Ritrovai Celine più di un anno dopo. Io di nuovo solo e lei trasferita in un’altra città senza che ne avessi saputo nulla. All’inizio furono telefonate, confidenze di reciproci disastri e scoramenti, intimità varie e sparpagliate. Seguirono lettere di nuovi equivoci e rinnovati sottotesti, voglia di rivedersi strisciante e inconfessabile. Poi Celine accettò una proposta di lavoro in Inghilterra e tutti i vaghi propositi di rivedersi e i relativi chissà si ritrovarono sepolti dal peso delle contingenze.
Una sera, qualche giorno prima di trasferirsi definitivamente in Inghilterra, Celine venne a Firenze per salutare tutti. Ci ritrovammo nel locale in cui l’avevo vista la prima volta mentre ballava quella pizzica indiavolata. Era sempre la stessa, sempre capelli legati e pupille limpide, autostrade di schiena e gambe infinite, abiti a tinte scure e stivaletti leggeri. E la stessa grazia omicida increspata di durezze inconsolabili.
Bevemmo e festeggiammo tutta la sera. E anche quella sera, come se non fosse passato nemmeno un istante, ritrovammo quel modo speciale e solo nostro di essere in due anche in mezzo alla gente. Poi uno dopo l’altro se ne andarono tutti gli amici lasciandoci soli fuori dal locale nel freddo della notte. Era di nuovo inverno. Ridendo come pazzi, ubriachi e senza più nulla da perdere, iniziammo a rinfacciarci il passato, i nostri incontri mancati, la sua fuga d’inverno, il mio non capire, il mio non aspettarla d’estate. E ancora ridevamo delle nostre disgrazie quando sui lungarni prese ad albeggiare.
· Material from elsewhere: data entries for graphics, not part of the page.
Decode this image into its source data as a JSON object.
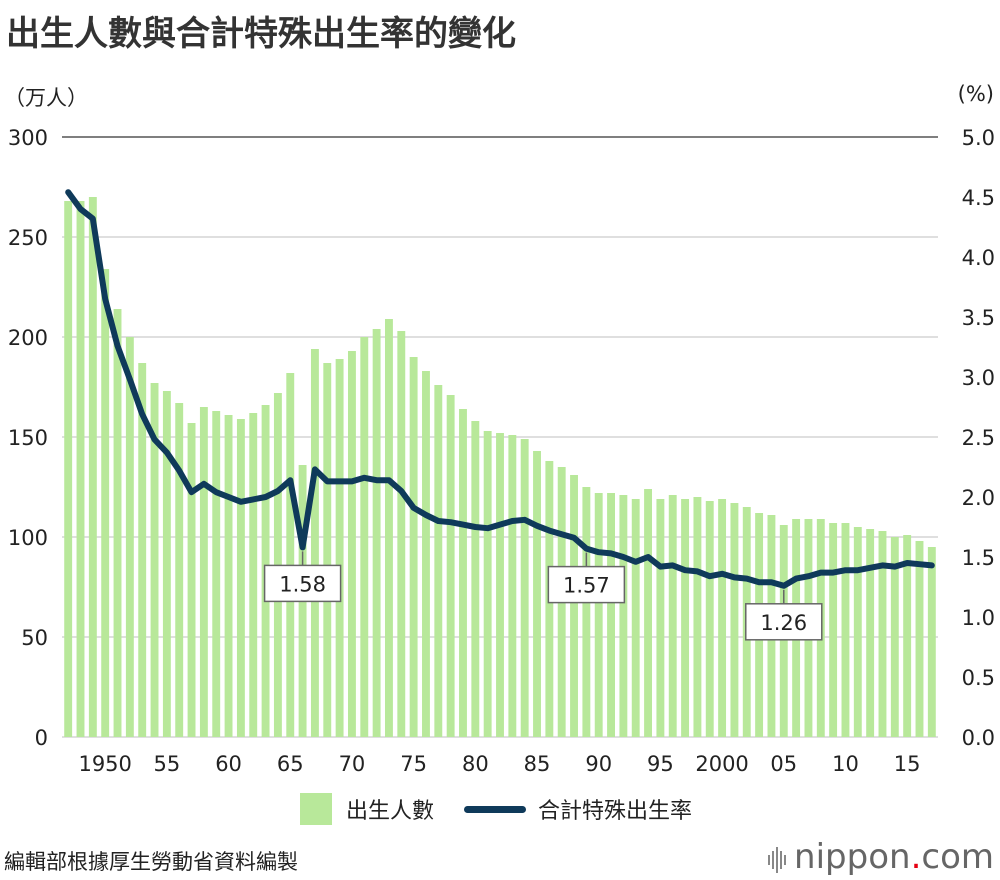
{
  "title": "出生人數與合計特殊出生率的變化",
  "left_unit": "（万人）",
  "right_unit": "(%)",
  "source": "編輯部根據厚生勞動省資料編製",
  "brand": {
    "name": "nippon",
    "dot": ".",
    "suffix": "com"
  },
  "colors": {
    "bar": "#b8e89a",
    "line": "#0f3a5a",
    "grid": "#cccccc"
  },
  "chart_data": {
    "type": "bar",
    "years": [
      1947,
      1948,
      1949,
      1950,
      1951,
      1952,
      1953,
      1954,
      1955,
      1956,
      1957,
      1958,
      1959,
      1960,
      1961,
      1962,
      1963,
      1964,
      1965,
      1966,
      1967,
      1968,
      1969,
      1970,
      1971,
      1972,
      1973,
      1974,
      1975,
      1976,
      1977,
      1978,
      1979,
      1980,
      1981,
      1982,
      1983,
      1984,
      1985,
      1986,
      1987,
      1988,
      1989,
      1990,
      1991,
      1992,
      1993,
      1994,
      1995,
      1996,
      1997,
      1998,
      1999,
      2000,
      2001,
      2002,
      2003,
      2004,
      2005,
      2006,
      2007,
      2008,
      2009,
      2010,
      2011,
      2012,
      2013,
      2014,
      2015,
      2016,
      2017
    ],
    "x_tick_labels": [
      {
        "year": 1950,
        "label": "1950"
      },
      {
        "year": 1955,
        "label": "55"
      },
      {
        "year": 1960,
        "label": "60"
      },
      {
        "year": 1965,
        "label": "65"
      },
      {
        "year": 1970,
        "label": "70"
      },
      {
        "year": 1975,
        "label": "75"
      },
      {
        "year": 1980,
        "label": "80"
      },
      {
        "year": 1985,
        "label": "85"
      },
      {
        "year": 1990,
        "label": "90"
      },
      {
        "year": 1995,
        "label": "95"
      },
      {
        "year": 2000,
        "label": "2000"
      },
      {
        "year": 2005,
        "label": "05"
      },
      {
        "year": 2010,
        "label": "10"
      },
      {
        "year": 2015,
        "label": "15"
      }
    ],
    "left_axis": {
      "ylim": [
        0,
        300
      ],
      "ticks": [
        "0",
        "50",
        "100",
        "150",
        "200",
        "250",
        "300"
      ]
    },
    "right_axis": {
      "ylim": [
        0,
        5
      ],
      "ticks": [
        "0.0",
        "0.5",
        "1.0",
        "1.5",
        "2.0",
        "2.5",
        "3.0",
        "3.5",
        "4.0",
        "4.5",
        "5.0"
      ]
    },
    "series": [
      {
        "name": "出生人數",
        "type": "bar",
        "axis": "left",
        "values": [
          268,
          268,
          270,
          234,
          214,
          200,
          187,
          177,
          173,
          167,
          157,
          165,
          163,
          161,
          159,
          162,
          166,
          172,
          182,
          136,
          194,
          187,
          189,
          193,
          200,
          204,
          209,
          203,
          190,
          183,
          176,
          171,
          164,
          158,
          153,
          152,
          151,
          149,
          143,
          138,
          135,
          131,
          125,
          122,
          122,
          121,
          119,
          124,
          119,
          121,
          119,
          120,
          118,
          119,
          117,
          115,
          112,
          111,
          106,
          109,
          109,
          109,
          107,
          107,
          105,
          104,
          103,
          100,
          101,
          98,
          95
        ]
      },
      {
        "name": "合計特殊出生率",
        "type": "line",
        "axis": "right",
        "values": [
          4.54,
          4.4,
          4.32,
          3.65,
          3.26,
          2.98,
          2.69,
          2.48,
          2.37,
          2.22,
          2.04,
          2.11,
          2.04,
          2.0,
          1.96,
          1.98,
          2.0,
          2.05,
          2.14,
          1.58,
          2.23,
          2.13,
          2.13,
          2.13,
          2.16,
          2.14,
          2.14,
          2.05,
          1.91,
          1.85,
          1.8,
          1.79,
          1.77,
          1.75,
          1.74,
          1.77,
          1.8,
          1.81,
          1.76,
          1.72,
          1.69,
          1.66,
          1.57,
          1.54,
          1.53,
          1.5,
          1.46,
          1.5,
          1.42,
          1.43,
          1.39,
          1.38,
          1.34,
          1.36,
          1.33,
          1.32,
          1.29,
          1.29,
          1.26,
          1.32,
          1.34,
          1.37,
          1.37,
          1.39,
          1.39,
          1.41,
          1.43,
          1.42,
          1.45,
          1.44,
          1.43
        ]
      }
    ],
    "annotations": [
      {
        "year": 1966,
        "label": "1.58"
      },
      {
        "year": 1989,
        "label": "1.57"
      },
      {
        "year": 2005,
        "label": "1.26"
      }
    ],
    "legend_position": "bottom-center"
  }
}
Scese improvviso il silenzio, ma non d’imbarazzo. Fu silenzio di quiete e dolcezza. Percorremmo quel centinaio di metri che ci separavano dalla casa dove lei era ospite mano nella mano. Sotto il portone restammo ancora in silenzio, a guardarci addolcendoci entrambi. E poi un bacio, inevitabile e affamato. Lunghissimo. In una storia normale, forse banale, a quel punto saremmo scivolati nel suo letto e avremmo fatto l’amore fino a star male, fino a cadere addormentati l’uno nell’altra. Ma non era una storia normale, forse banale. Eravamo io e Celine. Lei sarebbe partita, la mattina dopo e per sempre, e sarebbe stato troppo triste dirci addio in quel modo. Eravamo io e Celine. E ci volevamo troppo bene per dirci addio in quel modo. Pensavamo entrambi queste cose e non ci fu nemmeno bisogno di dircele: ce lo leggevamo negli occhi.
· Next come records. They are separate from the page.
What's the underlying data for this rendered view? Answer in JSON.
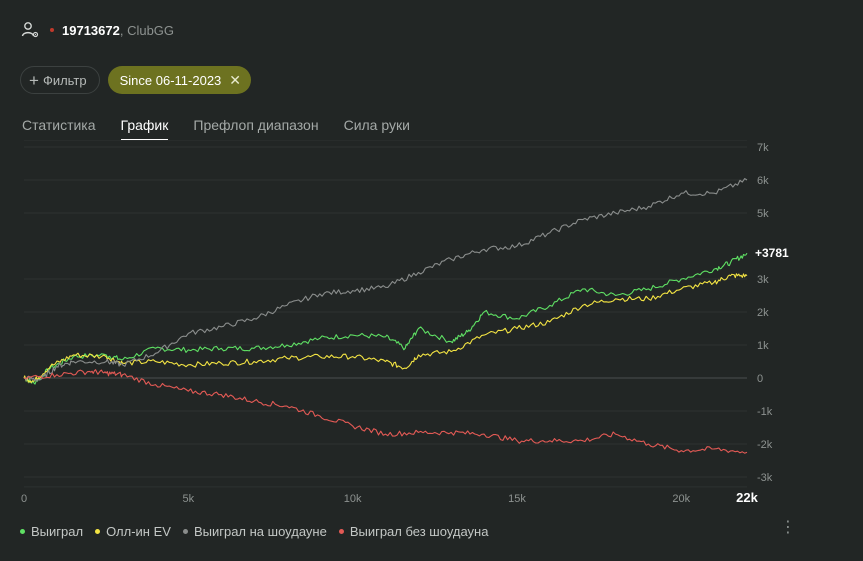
{
  "header": {
    "player_id": "19713672",
    "site": ", ClubGG"
  },
  "filters": {
    "filter_label": "Фильтр",
    "active_chip": "Since 06-11-2023"
  },
  "tabs": [
    {
      "label": "Статистика",
      "active": false
    },
    {
      "label": "График",
      "active": true
    },
    {
      "label": "Префлоп диапазон",
      "active": false
    },
    {
      "label": "Сила руки",
      "active": false
    }
  ],
  "colors": {
    "won": "#5fe064",
    "allin_ev": "#f3e443",
    "won_showdown": "#8a8d8c",
    "won_no_showdown": "#e35a55",
    "accent_chip": "#6d7220"
  },
  "chart_data": {
    "type": "line",
    "x_range": [
      0,
      22000
    ],
    "y_range": [
      -3000,
      7000
    ],
    "x_ticks": [
      {
        "value": 0,
        "label": "0"
      },
      {
        "value": 5000,
        "label": "5k"
      },
      {
        "value": 10000,
        "label": "10k"
      },
      {
        "value": 15000,
        "label": "15k"
      },
      {
        "value": 20000,
        "label": "20k"
      }
    ],
    "x_end_label": "22k",
    "y_ticks": [
      {
        "value": 7000,
        "label": "7k"
      },
      {
        "value": 6000,
        "label": "6k"
      },
      {
        "value": 5000,
        "label": "5k"
      },
      {
        "value": 3000,
        "label": "3k"
      },
      {
        "value": 2000,
        "label": "2k"
      },
      {
        "value": 1000,
        "label": "1k"
      },
      {
        "value": 0,
        "label": "0"
      },
      {
        "value": -1000,
        "label": "-1k"
      },
      {
        "value": -2000,
        "label": "-2k"
      },
      {
        "value": -3000,
        "label": "-3k"
      }
    ],
    "end_label": "+3781",
    "grid": true,
    "legend_position": "bottom-left",
    "series": [
      {
        "name": "Выиграл",
        "color": "#5fe064",
        "x": [
          0,
          300,
          800,
          1500,
          2500,
          3000,
          4000,
          5000,
          6000,
          7000,
          8000,
          9000,
          10000,
          11000,
          11600,
          12000,
          13000,
          13500,
          14000,
          15000,
          16000,
          17000,
          18000,
          19000,
          20000,
          21000,
          21500,
          22000
        ],
        "y": [
          0,
          -150,
          300,
          650,
          700,
          550,
          900,
          850,
          900,
          900,
          1000,
          1200,
          1300,
          1250,
          900,
          1500,
          1100,
          1400,
          2000,
          1800,
          2200,
          2700,
          2500,
          2700,
          3000,
          3300,
          3500,
          3781
        ]
      },
      {
        "name": "Олл-ин EV",
        "color": "#f3e443",
        "x": [
          0,
          300,
          800,
          1500,
          2500,
          3000,
          4000,
          5000,
          6000,
          7000,
          8000,
          9000,
          10000,
          11000,
          11600,
          12000,
          13000,
          14000,
          15000,
          16000,
          17000,
          18000,
          19000,
          20000,
          21000,
          21500,
          22000
        ],
        "y": [
          0,
          -100,
          350,
          700,
          650,
          450,
          500,
          400,
          450,
          500,
          600,
          650,
          650,
          500,
          300,
          700,
          800,
          1300,
          1500,
          1700,
          2200,
          2400,
          2400,
          2700,
          2900,
          3100,
          3100
        ]
      },
      {
        "name": "Выиграл на шоудауне",
        "color": "#8a8d8c",
        "x": [
          0,
          500,
          1000,
          1500,
          2500,
          3000,
          4000,
          5000,
          6000,
          7000,
          8000,
          9000,
          10000,
          11000,
          12000,
          13000,
          14000,
          15000,
          16000,
          17000,
          18000,
          19000,
          20000,
          21000,
          22000
        ],
        "y": [
          0,
          -50,
          350,
          500,
          500,
          400,
          750,
          1350,
          1550,
          1800,
          2200,
          2550,
          2650,
          2750,
          3200,
          3600,
          3900,
          4000,
          4400,
          4800,
          5000,
          5200,
          5600,
          5600,
          6000
        ]
      },
      {
        "name": "Выиграл без шоудауна",
        "color": "#e35a55",
        "x": [
          0,
          1000,
          2000,
          2500,
          3000,
          4000,
          5000,
          6000,
          7000,
          8000,
          9000,
          10000,
          11000,
          12000,
          13000,
          14000,
          15000,
          16000,
          17000,
          18000,
          19000,
          20000,
          21000,
          22000
        ],
        "y": [
          0,
          100,
          200,
          150,
          100,
          -200,
          -400,
          -500,
          -700,
          -850,
          -1150,
          -1450,
          -1700,
          -1650,
          -1650,
          -1700,
          -1900,
          -1900,
          -1900,
          -1700,
          -2000,
          -2200,
          -2150,
          -2250
        ]
      }
    ]
  }
}
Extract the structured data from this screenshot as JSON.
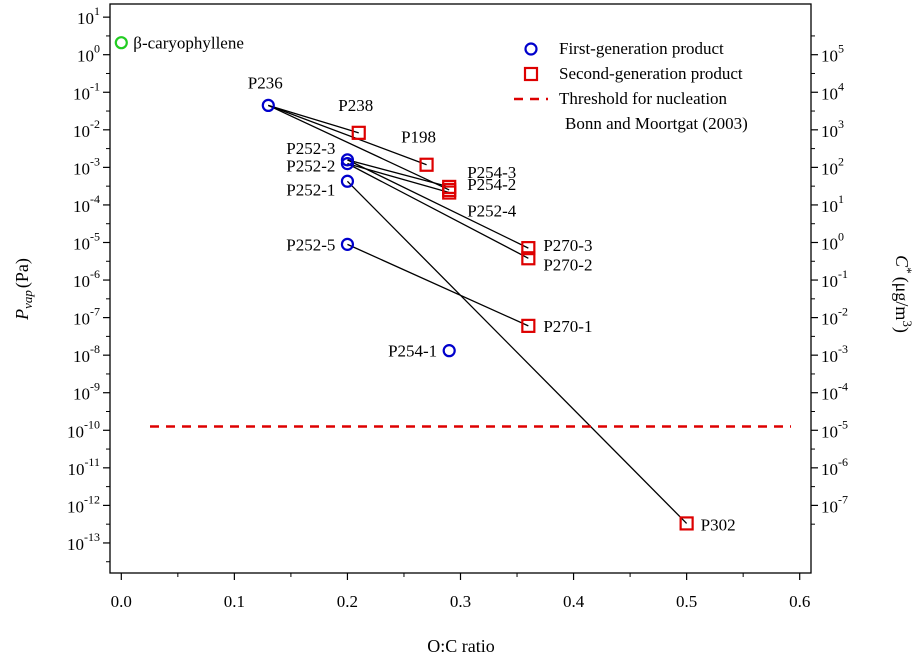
{
  "chart_data": {
    "type": "scatter",
    "xlabel": "O:C ratio",
    "ylabel": {
      "main": "P",
      "sub": "vap",
      "unit": "(Pa)"
    },
    "y2label": {
      "main": "C",
      "sup": "*",
      "unit_pre": "(μg/m",
      "unit_sup": "3",
      "unit_post": ")"
    },
    "xlim": [
      -0.01,
      0.61
    ],
    "ylim_log10": [
      -13.8,
      1.35
    ],
    "xticks": [
      "0.0",
      "0.1",
      "0.2",
      "0.3",
      "0.4",
      "0.5",
      "0.6"
    ],
    "yticks_exp": [
      "1",
      "0",
      "-1",
      "-2",
      "-3",
      "-4",
      "-5",
      "-6",
      "-7",
      "-8",
      "-9",
      "-10",
      "-11",
      "-12",
      "-13"
    ],
    "y2ticks_exp": [
      "5",
      "4",
      "3",
      "2",
      "1",
      "0",
      "-1",
      "-2",
      "-3",
      "-4",
      "-5",
      "-6",
      "-7"
    ],
    "y2_offset_log10": 5,
    "scale": "log",
    "grid": false,
    "legend_position": "top-right",
    "colors": {
      "first": "#0000cc",
      "second": "#dd0000",
      "parent": "#22cc22",
      "threshold": "#dd0000",
      "line": "#000000"
    },
    "legend": [
      {
        "marker": "circle",
        "color": "#0000cc",
        "label": "First-generation product"
      },
      {
        "marker": "square",
        "color": "#dd0000",
        "label": "Second-generation product"
      },
      {
        "marker": "dash",
        "color": "#dd0000",
        "label": "Threshold for nucleation"
      },
      {
        "marker": "none",
        "color": "#000000",
        "label": "Bonn and Moortgat (2003)"
      }
    ],
    "threshold_log10": -9.9,
    "points": [
      {
        "id": "bcary",
        "label": "β-caryophyllene",
        "x": 0.0,
        "logy": 0.32,
        "group": "parent"
      },
      {
        "id": "P236",
        "label": "P236",
        "x": 0.13,
        "logy": -1.35,
        "group": "first"
      },
      {
        "id": "P252-3",
        "label": "P252-3",
        "x": 0.2,
        "logy": -2.8,
        "group": "first"
      },
      {
        "id": "P252-2",
        "label": "P252-2",
        "x": 0.2,
        "logy": -2.9,
        "group": "first"
      },
      {
        "id": "P252-1",
        "label": "P252-1",
        "x": 0.2,
        "logy": -3.37,
        "group": "first"
      },
      {
        "id": "P252-5",
        "label": "P252-5",
        "x": 0.2,
        "logy": -5.05,
        "group": "first"
      },
      {
        "id": "P254-1",
        "label": "P254-1",
        "x": 0.29,
        "logy": -7.88,
        "group": "first"
      },
      {
        "id": "P238",
        "label": "P238",
        "x": 0.21,
        "logy": -2.08,
        "group": "second"
      },
      {
        "id": "P198",
        "label": "P198",
        "x": 0.27,
        "logy": -2.93,
        "group": "second"
      },
      {
        "id": "P254-3",
        "label": "P254-3",
        "x": 0.29,
        "logy": -3.52,
        "group": "second"
      },
      {
        "id": "P254-2",
        "label": "P254-2",
        "x": 0.29,
        "logy": -3.6,
        "group": "second"
      },
      {
        "id": "P252-4",
        "label": "P252-4",
        "x": 0.29,
        "logy": -3.67,
        "group": "second"
      },
      {
        "id": "P270-3",
        "label": "P270-3",
        "x": 0.36,
        "logy": -5.15,
        "group": "second"
      },
      {
        "id": "P270-2",
        "label": "P270-2",
        "x": 0.36,
        "logy": -5.42,
        "group": "second"
      },
      {
        "id": "P270-1",
        "label": "P270-1",
        "x": 0.36,
        "logy": -7.22,
        "group": "second"
      },
      {
        "id": "P302",
        "label": "P302",
        "x": 0.5,
        "logy": -12.48,
        "group": "second"
      }
    ],
    "connections": [
      [
        "P236",
        "P238"
      ],
      [
        "P236",
        "P198"
      ],
      [
        "P236",
        "P254-2"
      ],
      [
        "P252-3",
        "P254-3"
      ],
      [
        "P252-3",
        "P270-3"
      ],
      [
        "P252-2",
        "P252-4"
      ],
      [
        "P252-2",
        "P270-2"
      ],
      [
        "P252-1",
        "P302"
      ],
      [
        "P252-5",
        "P270-1"
      ]
    ]
  }
}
Così il nostro addio fu quel bacio silenzioso e l’abbraccio che seguì. Fu lei che spariva nella notte e io che riprendendo i lungarni tornavo a casa nel chiarore dell’aurora.
Io che pensavo poi chissà, un giorno un disegno sghembo del destino ci metterà finalmente nello stesso incrocio e finalmente percorreremo la medesima strada.
Io che pensavo Celine che meraviglia salutarsi così, che meraviglia volersi così bene, che meraviglia il nostro strano matrimonio d’anime. Che poesia questo nostro terzo incontro mancato.